My anxiousness about the existence of God is emotional, rather than logical in the working of the intellect, which has been shared by writers, philosophers, and even canonized saints of the Church. According to Professor Alec Ryne’s article of “The fury that filled the rise of atheism” as featured in this month’s BBC History, the workings of emotions and the first-hand experiences of uncharitable Christians and dogmatic clerics laid out a foundation of atheism in the 16th and 17th centuries, which later became nourishment of modern western civilization.

The French polymath Blaise Pascal knew about the power of emotions: “The heart has its reasons, of which reason knows nothing.” In fact, humans make the great choices of beliefs, values, purposes intuitively, unable to articulate how and why they have been made. This means that prior to the establishment of conformed sets of moral code and religious doctrines, the Creator has already imprinted moral and ethical guides in the human mind. This can be also meant that you can be an atheist or unbeliever with a good heart because your conscience, the law of nature, can be a guide to an outward moral virtue.

In fact, the Enlightenment’s prime critique of Christianity, that is the churches in a broad sense, was that it was “immoral.” Thinkers, such as Voltaire and Thomas Paine declaimed against the churches because of their moral revulsion. Paine furthered his vehement subjective on religion as a human invention, set up to terrify and enslave mankind, bereft of advanced metaphysical views on the churches. In other words, religion as an institution should not govern human free will to decide moral choices laid out by arbitrary set of invented rules.

Thanks to the works of philosophers based upon humanism, a discovery of belief in contemplative retreat to natural wonder percolated institutionalized belief through individual spiritual reformation. That you can find God in the beauty of nature and the wonder of how the human body and mind work is a way you can affirm the existence of God as a manifestation of God because all of it could not have created itself. As a matter of fact, this natural way of finding the existence of God was St. John Paul II’s favorable method of praying during his lifetime because being a former student theater actor, he could see the clear signs of God in the workings of nature. Which coincides in the Enlightenment thinkers’ views on belief, free from institutionalized doctrines of belief.

In light of the above, my crisis of belief was more of emotional than of intellectual. The temptations that there was no God, also sprang in the minds of St.
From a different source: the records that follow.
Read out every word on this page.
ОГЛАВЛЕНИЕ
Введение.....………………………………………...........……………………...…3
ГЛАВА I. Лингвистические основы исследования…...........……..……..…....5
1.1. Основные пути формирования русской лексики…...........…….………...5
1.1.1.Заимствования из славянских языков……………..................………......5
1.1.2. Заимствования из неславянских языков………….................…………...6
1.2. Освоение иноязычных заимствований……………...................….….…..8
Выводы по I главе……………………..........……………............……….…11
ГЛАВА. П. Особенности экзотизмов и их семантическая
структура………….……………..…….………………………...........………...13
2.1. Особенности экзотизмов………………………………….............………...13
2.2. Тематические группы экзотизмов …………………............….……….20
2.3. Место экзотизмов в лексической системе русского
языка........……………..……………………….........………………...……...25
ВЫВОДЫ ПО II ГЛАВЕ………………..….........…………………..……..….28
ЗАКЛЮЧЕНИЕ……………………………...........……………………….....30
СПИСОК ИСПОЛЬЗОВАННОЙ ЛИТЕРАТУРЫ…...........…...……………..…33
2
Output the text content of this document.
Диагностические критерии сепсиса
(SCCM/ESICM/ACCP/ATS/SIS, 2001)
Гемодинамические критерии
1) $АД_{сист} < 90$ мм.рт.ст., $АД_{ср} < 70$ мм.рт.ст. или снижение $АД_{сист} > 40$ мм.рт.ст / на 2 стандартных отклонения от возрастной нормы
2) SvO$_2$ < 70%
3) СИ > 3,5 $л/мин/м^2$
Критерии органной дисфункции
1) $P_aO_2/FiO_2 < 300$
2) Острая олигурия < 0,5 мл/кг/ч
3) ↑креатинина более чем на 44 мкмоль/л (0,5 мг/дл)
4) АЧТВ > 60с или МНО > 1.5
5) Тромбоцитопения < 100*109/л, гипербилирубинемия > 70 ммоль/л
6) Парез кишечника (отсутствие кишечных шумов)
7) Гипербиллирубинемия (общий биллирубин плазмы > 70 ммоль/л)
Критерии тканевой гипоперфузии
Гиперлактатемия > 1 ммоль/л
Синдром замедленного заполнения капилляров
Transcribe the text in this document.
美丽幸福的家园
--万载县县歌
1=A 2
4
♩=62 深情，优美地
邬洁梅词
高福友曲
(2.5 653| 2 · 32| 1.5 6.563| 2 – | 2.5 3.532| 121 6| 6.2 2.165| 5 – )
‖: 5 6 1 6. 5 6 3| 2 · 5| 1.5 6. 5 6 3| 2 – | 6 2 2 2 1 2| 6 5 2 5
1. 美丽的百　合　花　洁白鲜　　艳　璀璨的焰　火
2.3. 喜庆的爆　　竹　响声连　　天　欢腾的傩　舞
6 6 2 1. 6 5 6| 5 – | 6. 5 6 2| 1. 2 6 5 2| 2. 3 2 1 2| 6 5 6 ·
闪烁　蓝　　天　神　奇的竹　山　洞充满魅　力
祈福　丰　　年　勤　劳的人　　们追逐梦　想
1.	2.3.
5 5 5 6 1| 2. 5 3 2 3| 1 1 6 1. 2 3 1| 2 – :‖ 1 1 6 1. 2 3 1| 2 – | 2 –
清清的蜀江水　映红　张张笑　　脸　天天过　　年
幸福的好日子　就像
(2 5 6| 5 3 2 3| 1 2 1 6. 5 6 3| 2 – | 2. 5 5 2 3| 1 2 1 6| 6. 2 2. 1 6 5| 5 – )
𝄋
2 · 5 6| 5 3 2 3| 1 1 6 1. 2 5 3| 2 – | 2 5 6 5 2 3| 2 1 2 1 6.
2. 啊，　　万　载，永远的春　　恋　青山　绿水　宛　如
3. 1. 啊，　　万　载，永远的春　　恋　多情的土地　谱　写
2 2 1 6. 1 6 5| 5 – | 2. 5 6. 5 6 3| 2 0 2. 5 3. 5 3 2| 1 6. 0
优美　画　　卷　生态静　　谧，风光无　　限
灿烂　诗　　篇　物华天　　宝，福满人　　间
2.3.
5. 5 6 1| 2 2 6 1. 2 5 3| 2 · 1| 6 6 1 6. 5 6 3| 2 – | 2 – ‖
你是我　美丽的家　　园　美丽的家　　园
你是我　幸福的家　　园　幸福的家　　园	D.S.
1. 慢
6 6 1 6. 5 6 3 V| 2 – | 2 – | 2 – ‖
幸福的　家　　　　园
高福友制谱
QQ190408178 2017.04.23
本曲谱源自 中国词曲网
Therese of Lisieux, St. John of Cross, and other saintly men and women. Even Jesus on the Cross cried out, “Father, why have you forsaken me?” Which indicates the workings of emotions in the face of existential strife, a vantage point from which belief they had steadfastly held no longer or momentarily felt true. From angry unbelief that religion was morally intolerable to anxious unbelief that religion was an ethical institution, the history of atheism has ironically redefined the notion about belief, authentic faith, by pointing out the corruption of the churches and purifying the understanding of God as the modern world is familiar with. For me, it’s high time I went hiking on the nearby mountain trails to seek a manifestation of belief for My Own Reformation of Belief.